The legal battle between Activision and former Infinity Ward heads Vince Zampella and Jason west just got more complicated. Today, the publisher's request to amend its countersuit against the men was successful, meaning that Electronic Arts is now being listed as a cross-defendant because EA apparently plotted to "inflict serious harm on the company."
Activision has also added a $400 million request for "actual and punitive damages" to the suit. On top of this, the protective order redacting sections of the suit - because they were publicly embarrassing to the defendants - has been removed.
According to one part of the formerly-redacted sections, "Activision is informed and believes that to protect its weaker [Battlefield: Bad Company] series, EA secretly schemed with West and Zampella to bolster sales of BFBC at the expense of Call of Duty.
As a result, Activision claims that "Electronic Arts secretly conspired with Infinity Ward employees to affect the timing of the release of Electronic Arts and Activision products to the benefit of Electronic Arts and detriment of Activision.
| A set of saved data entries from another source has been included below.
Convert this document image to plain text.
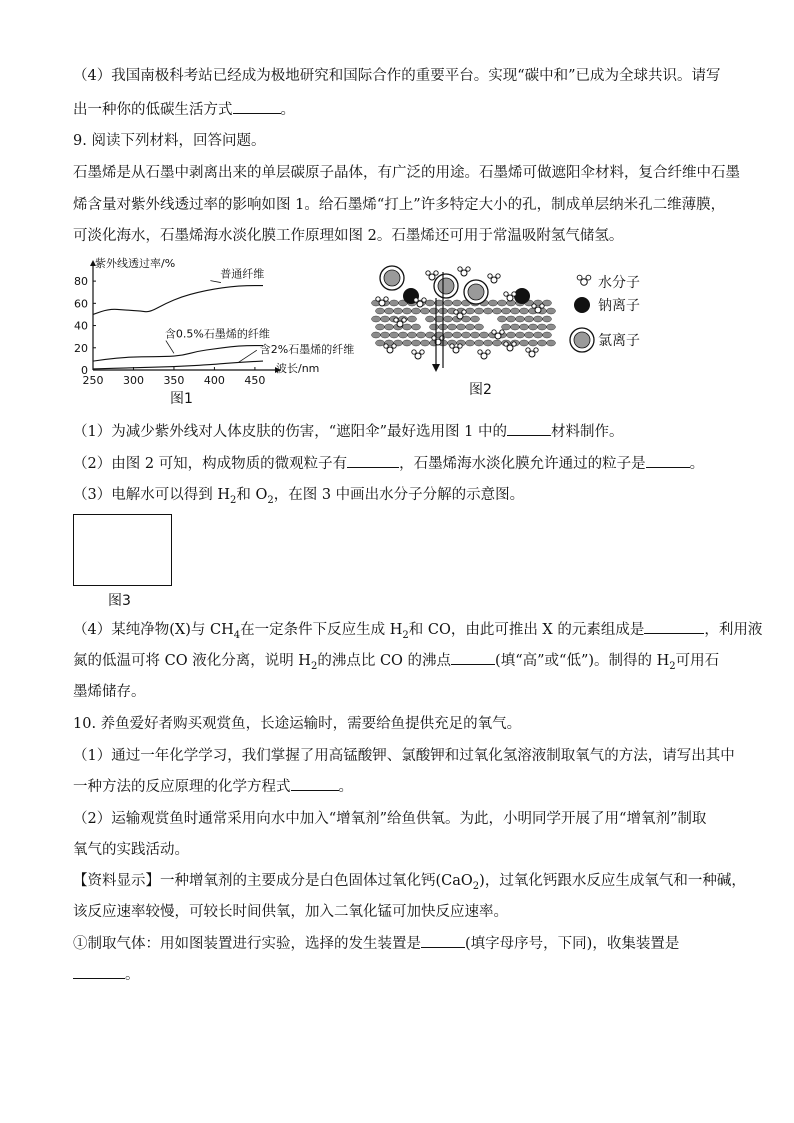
（4）我国南极科考站已经成为极地研究和国际合作的重要平台。实现“碳中和”已成为全球共识。请写
出一种你的低碳生活方式	。
9. 阅读下列材料，回答问题。
石墨烯是从石墨中剥离出来的单层碳原子晶体，有广泛的用途。石墨烯可做遮阳伞材料，复合纤维中石墨
烯含量对紫外线透过率的影响如图 1。给石墨烯“打上”许多特定大小的孔，制成单层纳米孔二维薄膜，
可淡化海水，石墨烯海水淡化膜工作原理如图 2。石墨烯还可用于常温吸附氢气储氢。
250 300 350 400 450
0
20
40
60
80
紫外线透过率/%
波长/nm
普通纤维
含0.5%石墨烯的纤维
含2%石墨烯的纤维
图1
水分子
钠离子
氯离子
图2
（1）为减少紫外线对人体皮肤的伤害，“遮阳伞”最好选用图 1 中的	材料制作。
（2）由图 2 可知，构成物质的微观粒子有	，石墨烯海水淡化膜允许通过的粒子是	。
（3）电解水可以得到 $H_2$和 $O_2$，在图 3 中画出水分子分解的示意图。
图3
（4）某纯净物(X)与 $CH_4$在一定条件下反应生成 $H_2$和 CO，由此可推出 X 的元素组成是	，利用液
氮的低温可将 CO 液化分离，说明 $H_2$的沸点比 CO 的沸点	(填“高”或“低”)。制得的 $H_2$可用石
墨烯储存。
10. 养鱼爱好者购买观赏鱼，长途运输时，需要给鱼提供充足的氧气。
（1）通过一年化学学习，我们掌握了用高锰酸钾、氯酸钾和过氧化氢溶液制取氧气的方法，请写出其中
一种方法的反应原理的化学方程式	。
（2）运输观赏鱼时通常采用向水中加入“增氧剂”给鱼供氧。为此，小明同学开展了用“增氧剂”制取
氧气的实践活动。
【资料显示】一种增氧剂的主要成分是白色固体过氧化钙(CaO$_2$)，过氧化钙跟水反应生成氧气和一种碱，
该反应速率较慢，可较长时间供氧，加入二氧化锰可加快反应速率。
①制取气体：用如图装置进行实验，选择的发生装置是	(填字母序号，下同)，收集装置是
。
Activision's belief is based on an internal EA email bragging about how Electronic Arts asked Zampella to hold back the release of an Infinity Ward product until after Electronic Arts launched its game, and how Zampella 'was cool with that.'"
To back up this claim, Activision included an email from EA's Lincoln Hershberger that reads as follows:
"A couple months ago, I asked Vince to hold back their map pack until after we launched (he owes me one). Given that they've already made a billion, he was cool with that, obviously Kotick took it as being belligerent."
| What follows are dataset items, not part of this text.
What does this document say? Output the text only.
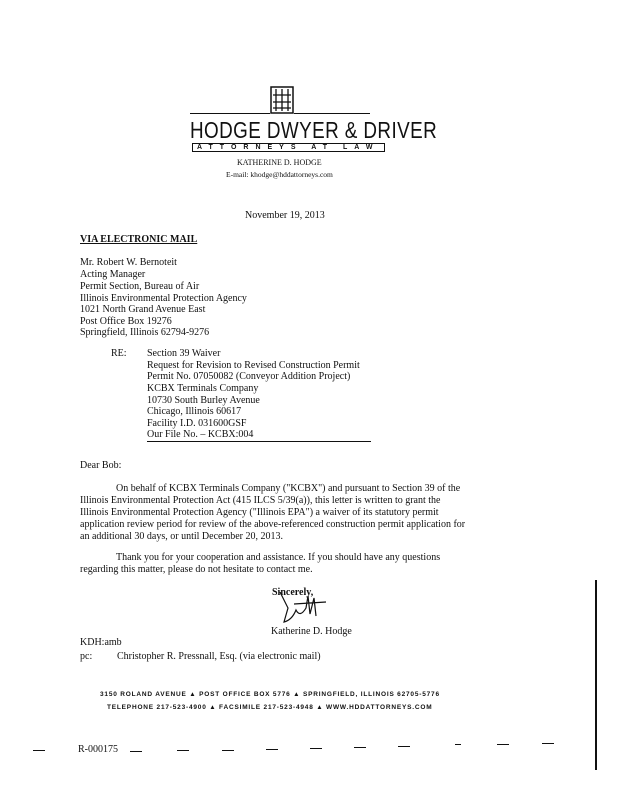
HODGE DWYER & DRIVER
ATTORNEYS AT LAW
KATHERINE D. HODGE
E-mail: khodge@hddattorneys.com
November 19, 2013
VIA ELECTRONIC MAIL
Mr. Robert W. Bernoteit
Acting Manager
Permit Section, Bureau of Air
Illinois Environmental Protection Agency
1021 North Grand Avenue East
Post Office Box 19276
Springfield, Illinois 62794-9276
RE: Section 39 Waiver
Request for Revision to Revised Construction Permit
Permit No. 07050082 (Conveyor Addition Project)
KCBX Terminals Company
10730 South Burley Avenue
Chicago, Illinois 60617
Facility I.D. 031600GSF
Our File No. – KCBX:004
Dear Bob:
On behalf of KCBX Terminals Company ("KCBX") and pursuant to Section 39 of the
Illinois Environmental Protection Act (415 ILCS 5/39(a)), this letter is written to grant the
Illinois Environmental Protection Agency ("Illinois EPA") a waiver of its statutory permit
application review period for review of the above-referenced construction permit application for
an additional 30 days, or until December 20, 2013.
Thank you for your cooperation and assistance. If you should have any questions
regarding this matter, please do not hesitate to contact me.
Sincerely,
Katherine D. Hodge
KDH:amb
pc: Christopher R. Pressnall, Esq. (via electronic mail)
3150 ROLAND AVENUE ▲ POST OFFICE BOX 5776 ▲ SPRINGFIELD, ILLINOIS 62705-5776
TELEPHONE 217-523-4900 ▲ FACSIMILE 217-523-4948 ▲ WWW.HDDATTORNEYS.COM
R-000175
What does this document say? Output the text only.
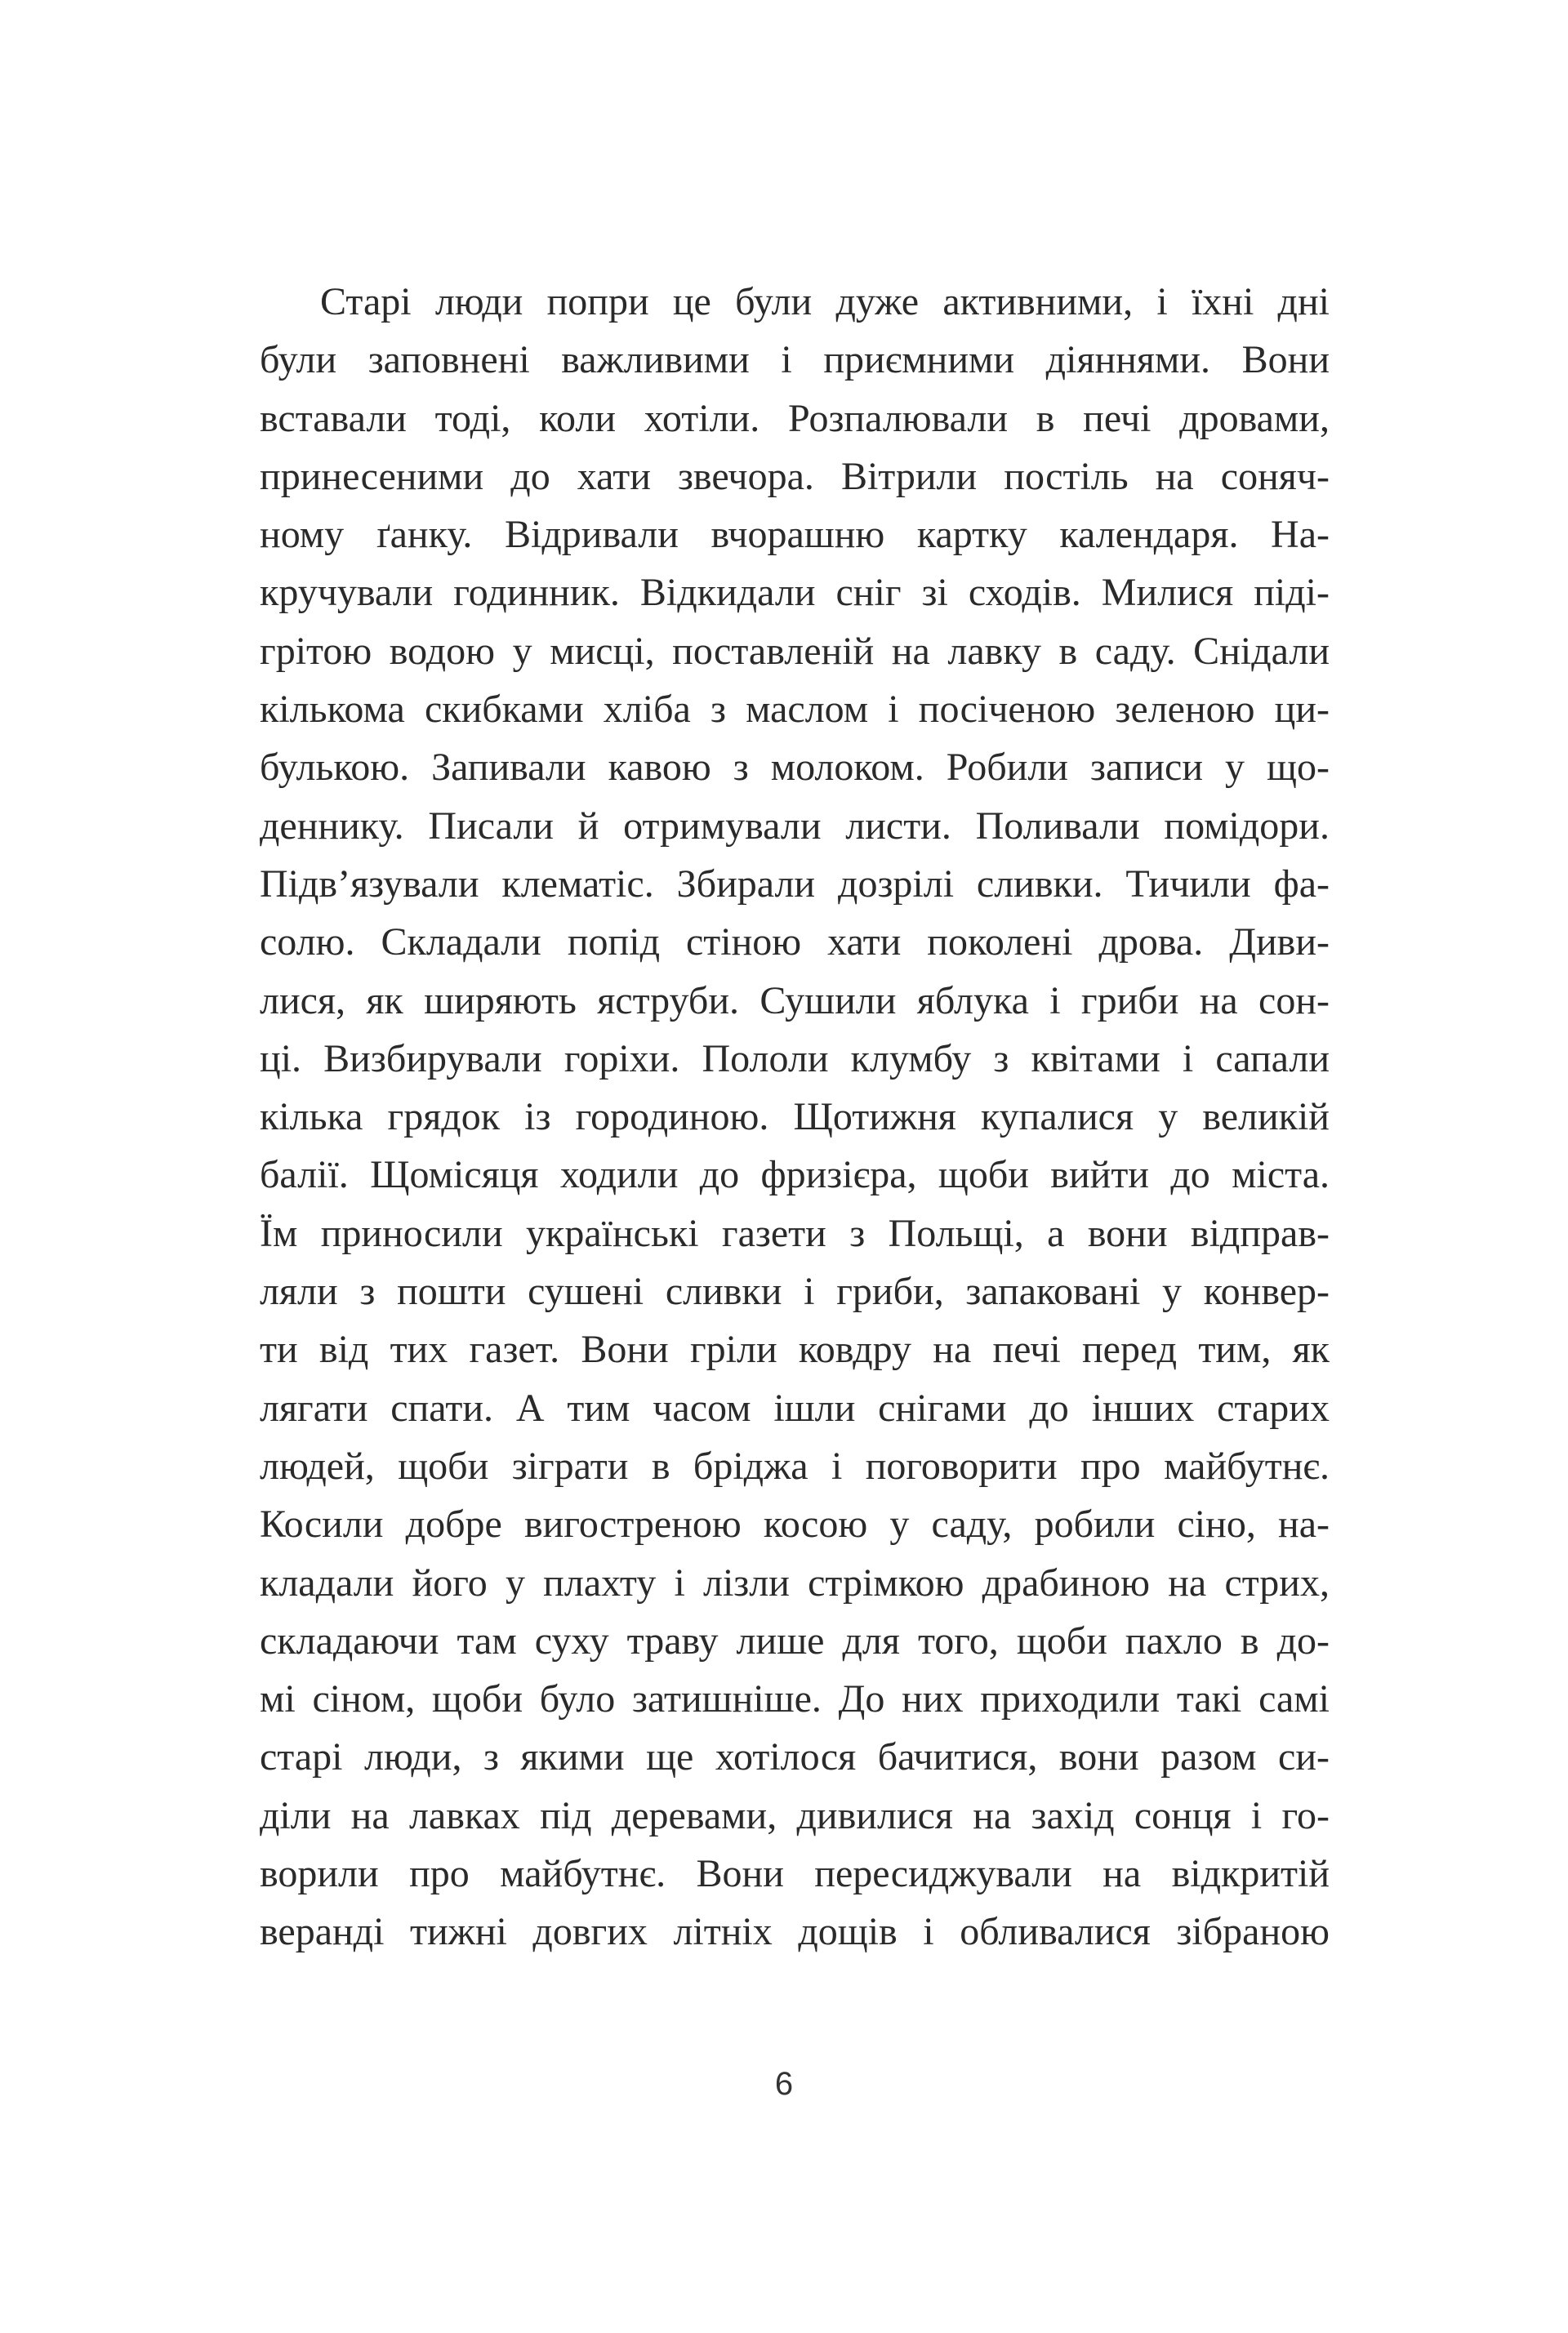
Старі люди попри це були дуже активними, і їхні дні
були заповнені важливими і приємними діяннями. Вони
вставали тоді, коли хотіли. Розпалювали в печі дровами,
принесеними до хати звечора. Вітрили постіль на соняч-
ному ґанку. Відривали вчорашню картку календаря. На-
кручували годинник. Відкидали сніг зі сходів. Милися піді-
грітою водою у мисці, поставленій на лавку в саду. Снідали
кількома скибками хліба з маслом і посіченою зеленою ци-
булькою. Запивали кавою з молоком. Робили записи у що-
деннику. Писали й отримували листи. Поливали помідори.
Підв’язували клематіс. Збирали дозрілі сливки. Тичили фа-
солю. Складали попід стіною хати поколені дрова. Диви-
лися, як ширяють яструби. Сушили яблука і гриби на сон-
ці. Визбирували горіхи. Пололи клумбу з квітами і сапали
кілька грядок із городиною. Щотижня купалися у великій
балії. Щомісяця ходили до фризієра, щоби вийти до міста.
Їм приносили українські газети з Польщі, а вони відправ-
ляли з пошти сушені сливки і гриби, запаковані у конвер-
ти від тих газет. Вони гріли ковдру на печі перед тим, як
лягати спати. А тим часом ішли снігами до інших старих
людей, щоби зіграти в бріджа і поговорити про майбутнє.
Косили добре вигостреною косою у саду, робили сіно, на-
кладали його у плахту і лізли стрімкою драбиною на стрих,
складаючи там суху траву лише для того, щоби пахло в до-
мі сіном, щоби було затишніше. До них приходили такі самі
старі люди, з якими ще хотілося бачитися, вони разом си-
діли на лавках під деревами, дивилися на захід сонця і го-
ворили про майбутнє. Вони пересиджували на відкритій
веранді тижні довгих літніх дощів і обливалися зібраною
6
The map pack in question was the first one scheduled for Modern Warfare 2 known as the "Stimulus Package", which was released nearly a month after EA put out its lauded Bad Company 2.
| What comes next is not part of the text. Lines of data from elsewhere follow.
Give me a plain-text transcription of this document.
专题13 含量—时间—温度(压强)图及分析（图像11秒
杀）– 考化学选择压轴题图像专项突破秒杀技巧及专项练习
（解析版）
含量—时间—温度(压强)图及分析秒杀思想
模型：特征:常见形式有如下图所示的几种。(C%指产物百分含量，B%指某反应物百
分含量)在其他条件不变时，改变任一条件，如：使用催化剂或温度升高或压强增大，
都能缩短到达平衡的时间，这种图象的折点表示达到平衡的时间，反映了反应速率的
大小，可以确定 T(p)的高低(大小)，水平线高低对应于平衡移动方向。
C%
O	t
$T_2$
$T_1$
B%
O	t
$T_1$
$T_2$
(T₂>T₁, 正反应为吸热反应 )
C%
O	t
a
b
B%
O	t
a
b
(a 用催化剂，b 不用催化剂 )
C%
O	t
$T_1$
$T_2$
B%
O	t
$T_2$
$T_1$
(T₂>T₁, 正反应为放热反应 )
EA, meanwhile, is claiming the email was a joke. According to spokesman Jeff Brown, "this was obviously sarcasm. It's clear from the email this was a joke and they never spoke. We explained this to lawyers at Activision - who apparently don't have much of a sense of humor."
There are a number of other redacted sections, mainly focusing on "specific actions related to EA's CEO John Riccitiello, negotiations between EA and West and Zampella, and any deal they may have arrived at."
If you want to read the rest of the redactions, Joystiq has transcribed all the major points. If these claims are true, then Activision has some pretty damning ammunition to fire at EA, West, and Zampella. If Brown's telling the truth and Hershberger's email was actually a joke, then it was a stupid one to make (not to mention that it's not really all that funny).